Mid‐Infrared Photonics Using 2D Materials: Status and Challenges

Abstract

AbstractIn recent years, a variety of 2‐dimensional (2D) materials including graphene, topological insulators, transition metal dichalcogenides, and black phosphorus have been utilized in photonics and optoelectronics applications. Since the mid‐infrared (MIR) region has a significant role in various fields, rapid progress has been made on photonics and optoelectronics applications using 2D materials. Herein, the progress in the photonics devices that exploit the unique properties of 2D materials for a range of MIR applications is summarized, focusing on ultrafast light generation, MIR light modulation, and photodetection. By taking advantage of ultrafast light response, broadband absorption, and high carrier mobility of 2D materials, femtosecond lasers, broadband optical modulators, and high‐responsivity photodetectors are achieved.
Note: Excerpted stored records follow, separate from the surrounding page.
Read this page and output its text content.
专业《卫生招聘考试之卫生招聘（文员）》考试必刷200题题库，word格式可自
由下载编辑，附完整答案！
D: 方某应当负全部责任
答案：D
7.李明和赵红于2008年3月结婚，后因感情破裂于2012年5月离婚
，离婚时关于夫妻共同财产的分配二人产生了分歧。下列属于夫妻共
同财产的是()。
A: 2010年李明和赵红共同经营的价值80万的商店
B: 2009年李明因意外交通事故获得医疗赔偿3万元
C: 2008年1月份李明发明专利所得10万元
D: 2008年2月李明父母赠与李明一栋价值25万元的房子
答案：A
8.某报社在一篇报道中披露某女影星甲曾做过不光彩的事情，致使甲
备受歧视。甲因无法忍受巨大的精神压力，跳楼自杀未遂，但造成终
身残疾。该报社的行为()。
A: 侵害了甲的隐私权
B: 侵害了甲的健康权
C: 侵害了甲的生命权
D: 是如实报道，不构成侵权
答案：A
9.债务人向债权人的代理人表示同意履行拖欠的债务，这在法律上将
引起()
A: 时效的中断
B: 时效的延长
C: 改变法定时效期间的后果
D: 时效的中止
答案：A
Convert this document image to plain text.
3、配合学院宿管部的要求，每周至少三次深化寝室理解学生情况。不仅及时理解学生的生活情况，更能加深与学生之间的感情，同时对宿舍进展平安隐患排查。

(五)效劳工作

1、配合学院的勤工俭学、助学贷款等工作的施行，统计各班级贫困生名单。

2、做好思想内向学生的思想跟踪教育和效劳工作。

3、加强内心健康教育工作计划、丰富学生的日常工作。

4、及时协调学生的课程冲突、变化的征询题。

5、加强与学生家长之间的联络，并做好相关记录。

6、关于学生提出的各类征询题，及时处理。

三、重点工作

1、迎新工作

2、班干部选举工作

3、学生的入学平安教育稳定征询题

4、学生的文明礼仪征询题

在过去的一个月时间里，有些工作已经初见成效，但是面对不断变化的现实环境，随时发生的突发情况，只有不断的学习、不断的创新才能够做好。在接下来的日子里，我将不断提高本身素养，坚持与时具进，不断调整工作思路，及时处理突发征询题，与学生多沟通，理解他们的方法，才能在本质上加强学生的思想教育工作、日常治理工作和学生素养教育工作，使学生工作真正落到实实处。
Some perspectives on 2D material‐based MIR photonics are highlighted. Due to their MIR bandgaps, small size, high carrier mobility, and easy integration, 2D materials are appealing for MIR photonics applications. Moreover, the availability of an increasingly broad library of 2D materials with variable electronic and optical properties, and the ability to be thinned and restacked into functional and complex assembled structures, enable the development of a highly integrated MIR photonic chip, which will make information technology greener, faster, and lower in energy consumption.